On Thu, Jan 5, 2017 at 8:02 AM Clem Cole <clemc(a)ccc.com> wrote:
Cute story but not true [and I was @ DEC working Alpha at that time].
Some facts:
Clem, thanks for the correction. This leaves me wondering why I was so
naive as to believe that fable from those guys we visited ...
I suspect they did not know or were just lying to me, since the question
came up in the context of LInuxBIOS for the 4-socket system (2048 of them
were used in ASCI Q) and I doubt they wanted to hear about non-DEC firmware
on that system.
The SRM was a huge pain point on that machine and we hoped to replace it
with something we could live with, but it was not to be.
We did get LinuxBIOS on the 1-socket pizza box thanks to Eric Biederman and
Linux NetworX, which we used to build a 128-node LinuxBIOS cluster.

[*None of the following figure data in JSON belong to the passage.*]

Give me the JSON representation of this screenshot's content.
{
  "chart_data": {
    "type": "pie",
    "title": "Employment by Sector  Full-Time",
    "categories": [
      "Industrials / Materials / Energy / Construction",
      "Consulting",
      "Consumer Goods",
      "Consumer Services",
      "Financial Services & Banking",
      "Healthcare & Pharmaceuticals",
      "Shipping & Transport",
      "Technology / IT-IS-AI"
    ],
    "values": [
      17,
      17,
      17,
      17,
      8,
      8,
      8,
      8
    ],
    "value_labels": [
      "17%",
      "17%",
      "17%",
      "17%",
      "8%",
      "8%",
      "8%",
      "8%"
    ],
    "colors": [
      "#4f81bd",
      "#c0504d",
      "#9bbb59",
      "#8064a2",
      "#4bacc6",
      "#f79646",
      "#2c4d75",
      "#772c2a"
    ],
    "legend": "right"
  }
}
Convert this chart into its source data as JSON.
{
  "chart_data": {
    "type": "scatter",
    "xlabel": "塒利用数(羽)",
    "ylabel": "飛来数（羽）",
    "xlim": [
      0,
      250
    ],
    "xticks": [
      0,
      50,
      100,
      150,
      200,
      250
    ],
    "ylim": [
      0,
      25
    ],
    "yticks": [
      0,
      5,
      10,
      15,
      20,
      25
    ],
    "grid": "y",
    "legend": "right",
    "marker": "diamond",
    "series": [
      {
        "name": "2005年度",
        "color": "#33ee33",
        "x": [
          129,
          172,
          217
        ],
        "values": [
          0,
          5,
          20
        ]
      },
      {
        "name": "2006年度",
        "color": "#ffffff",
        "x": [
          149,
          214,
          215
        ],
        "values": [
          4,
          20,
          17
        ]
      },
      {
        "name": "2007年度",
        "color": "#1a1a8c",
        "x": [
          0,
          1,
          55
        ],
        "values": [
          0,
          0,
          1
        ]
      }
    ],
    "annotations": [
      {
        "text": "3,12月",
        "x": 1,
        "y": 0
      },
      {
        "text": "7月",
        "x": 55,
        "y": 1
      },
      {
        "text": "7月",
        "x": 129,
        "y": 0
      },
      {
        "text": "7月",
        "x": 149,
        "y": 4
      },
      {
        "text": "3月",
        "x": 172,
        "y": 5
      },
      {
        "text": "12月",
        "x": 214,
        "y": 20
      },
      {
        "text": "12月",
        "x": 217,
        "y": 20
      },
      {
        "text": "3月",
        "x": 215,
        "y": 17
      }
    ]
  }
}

LinuxBIOS included a PALcode implementation.
Which leads to a question ... Jon Hall used to tell me that DEC used SRM in
general and PALcode in particular as competitive leverage with customers
(i.e. DEC-based Alpha systems always had the latest SRM and PALcode, and
non-DEC-based Alpha systems were always a few revs behind).
Note this implies DEC as a systems vendor was competing with DEC Alpha chip
customers who were systems vendors, which was a situation we've seen in
practice with many vendors that sold chips and motherboards.

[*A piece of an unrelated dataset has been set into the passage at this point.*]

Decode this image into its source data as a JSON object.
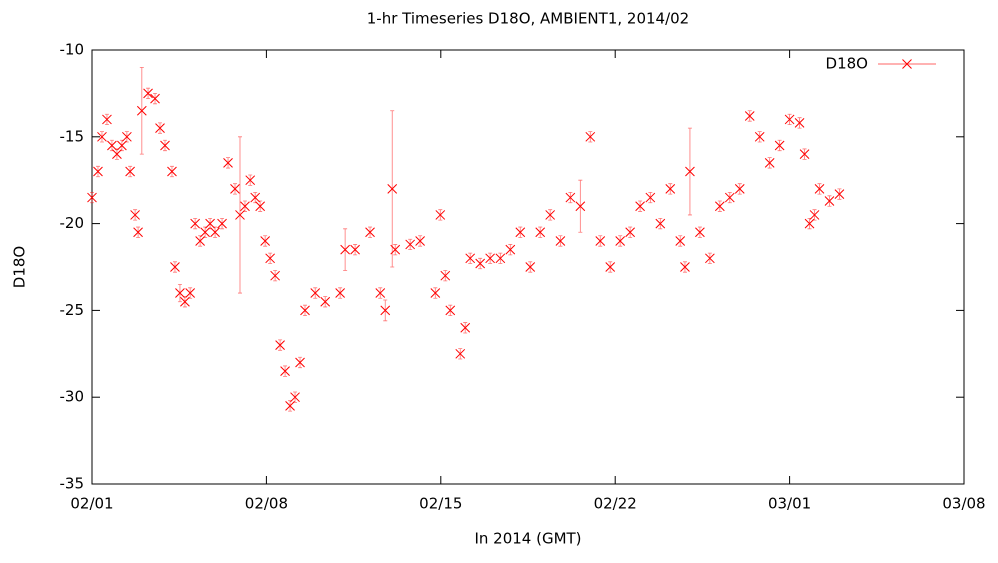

Anyway, the question: with LinuxBIOS, we shipped a GPL-ed PALcode
implementation. It was pretty dumb, it just did 1:1 virt to phys mapping
for example, but it worked. I've always believed that was the only open
source or at least GPL'ed PALcode out there -- can you tell me if I got
this right?
Thanks, it's always good to read your histories ...
sorry this is not strictly a Unix history question but I've always wondered.